The BBC plans to give a million tiny computers away to 11-year old students at UK schools this fall. BBC has unveiled the final design for the device it calls the Micro Bit.
A pocket-sized computer, designed to help children get to grips with coding and “inspire digital creativity”, one million micro:bits will be rolled out across the UK from October, ensuring one for every year seven pupil.
The device features an ARM Cortex-M0 micro-controller, a series of LED lights that can be programmed to flash, sensors including a compass, magnetometer, and accelerometer, Bluetooth, and a micro USB port. There are two buttons on the device that can be used to control it, plus a reset button.
The BBC, which has just accepted the £650m annual cost of providing free licence fees to over-75s, would not say how much it has invested in the 4cm by 5cm micro:bit, which has been developed with 28 partners including Microsoft, Samsung and the Wellcome Trust.
Students can create programs using a website, test them online, and then transfer them to the Micro Bit using a USB or Bluetooth connection. You can also connect a Micro Bit to an Arduino, Rapsberry Pi, or Intel Galileo board if you want to use it for more complicated functions.

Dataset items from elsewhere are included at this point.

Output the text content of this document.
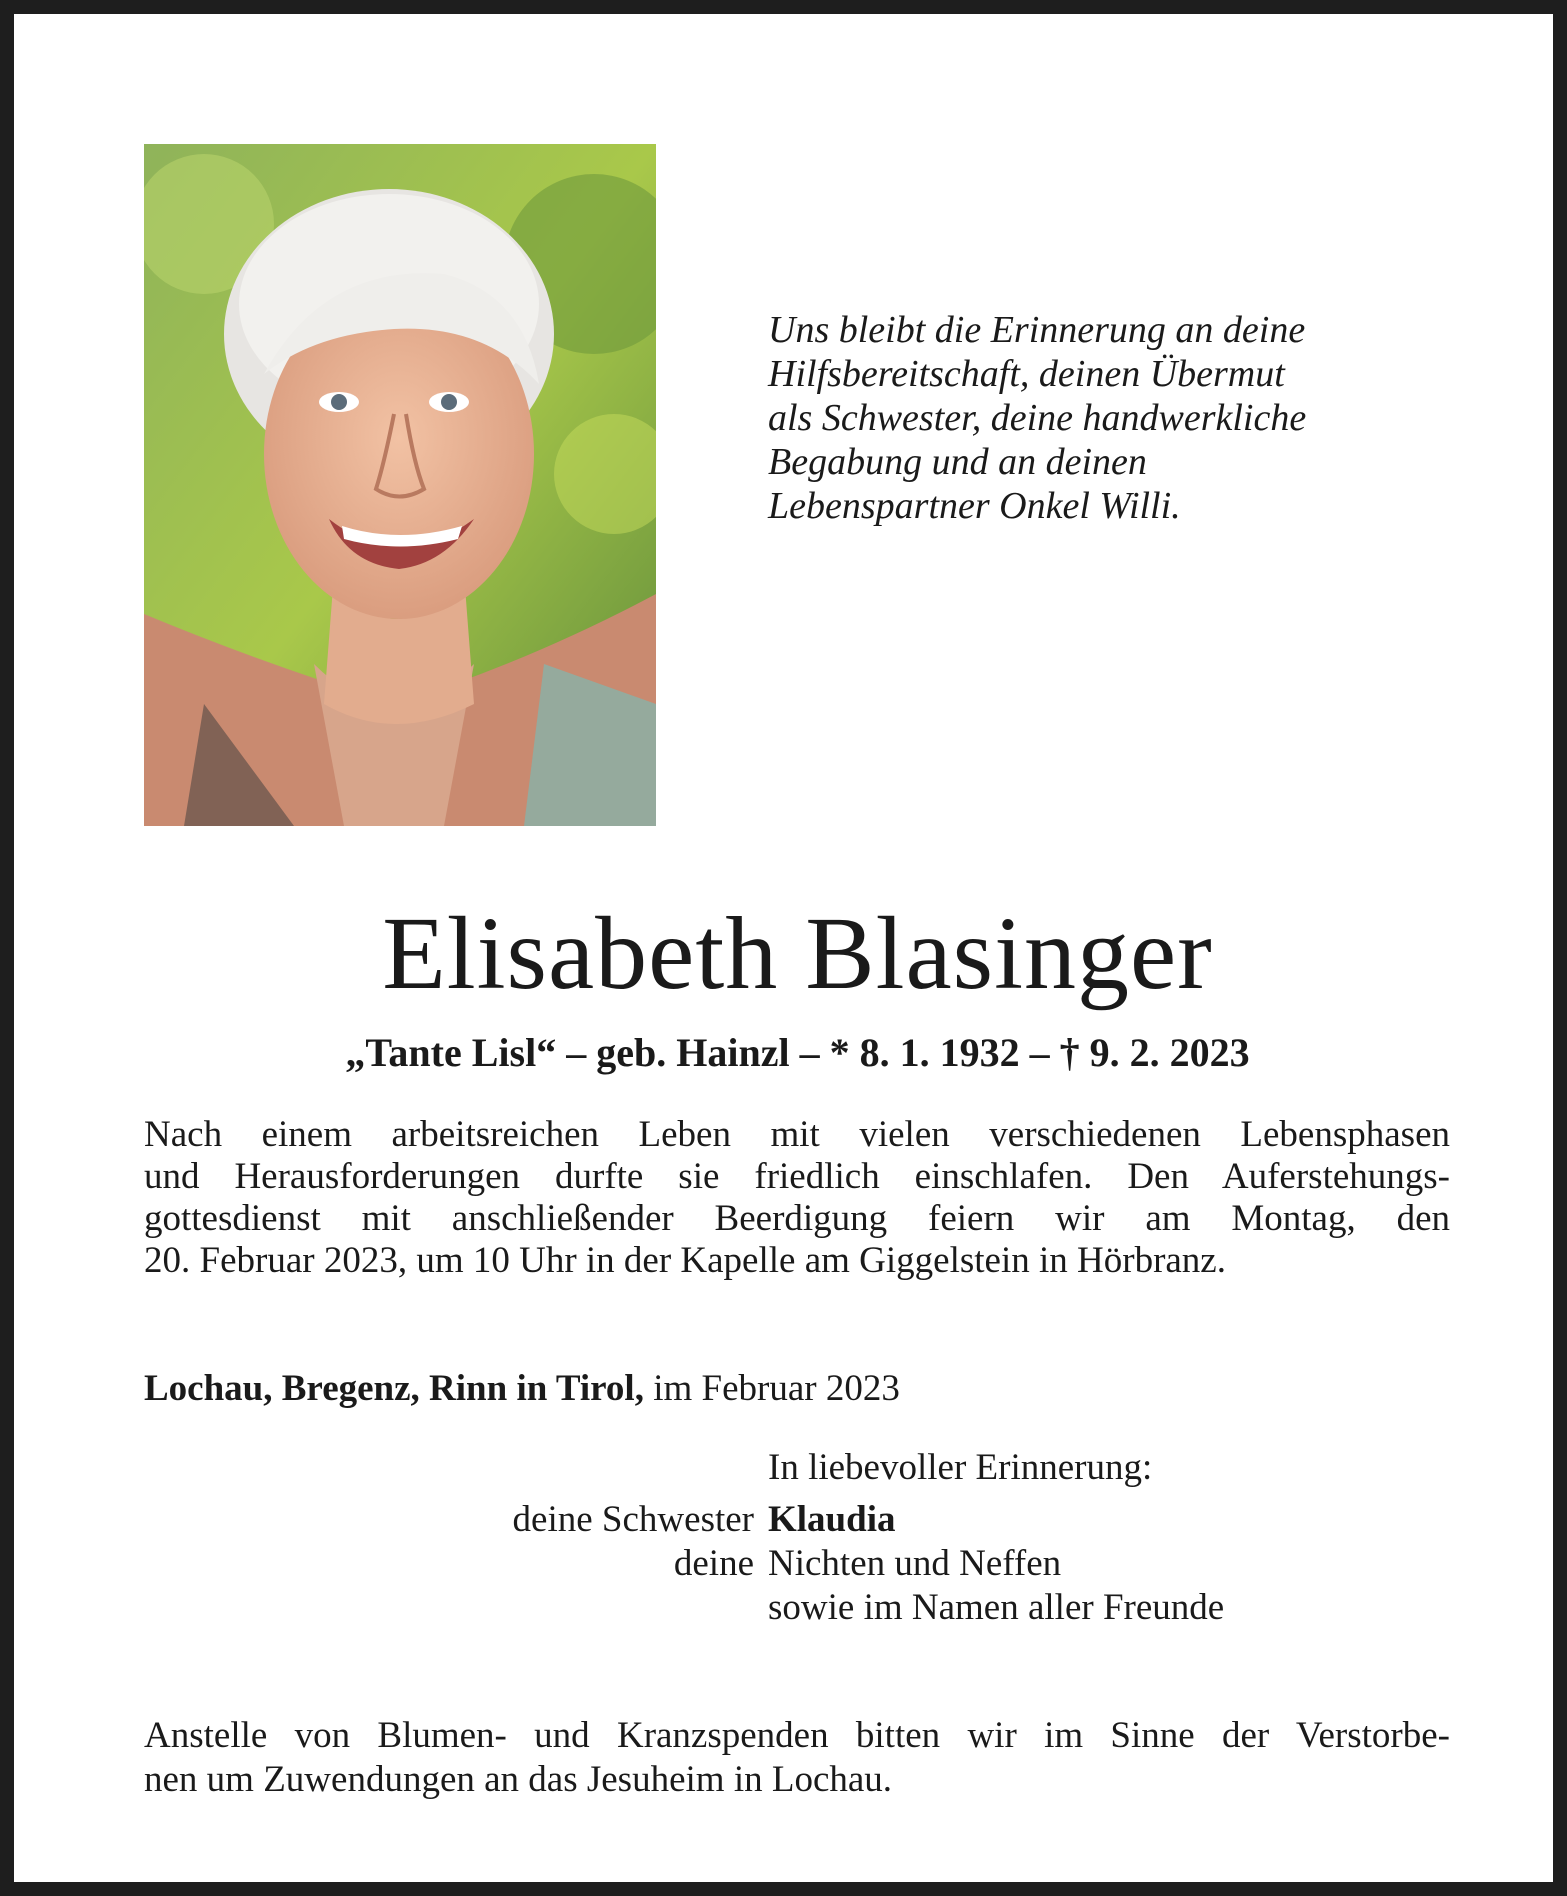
Uns bleibt die Erinnerung an deine
Hilfsbereitschaft, deinen Übermut
als Schwester, deine handwerkliche
Begabung und an deinen
Lebenspartner Onkel Willi.
Elisabeth Blasinger
„Tante Lisl“ – geb. Hainzl – * 8. 1. 1932 – † 9. 2. 2023
Nach einem arbeitsreichen Leben mit vielen verschiedenen Lebensphasen
und Herausforderungen durfte sie friedlich einschlafen. Den Auferstehungs-
gottesdienst mit anschließender Beerdigung feiern wir am Montag, den
20. Februar 2023, um 10 Uhr in der Kapelle am Giggelstein in Hörbranz.
Lochau, Bregenz, Rinn in Tirol, im Februar 2023
In liebevoller Erinnerung:
deine Schwester Klaudia
deine Nichten und Neffen
sowie im Namen aller Freunde
Anstelle von Blumen- und Kranzspenden bitten wir im Sinne der Verstorbe-
nen um Zuwendungen an das Jesuheim in Lochau.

According to the BBC, you could use the built-in sensors to turn the Micro Bit into a metal detector, use the Bluetooth connection to turn it into a remote control for a DVD player or other devices, or make a simple video game controller. The design’s been refined a bit since the BBC first announced the project. The buttons and motion sensor are new, but the developers have dropped plans to include a built-in battery. If you want to use the Micro Bit on the go, you’ll need to attach a battery pack with AA batteries.
The new Micro Bit has a much simpler design than the original BBC Micro, and it’s a lot cheaper. But it could help kids learn the basics of programming at an early age.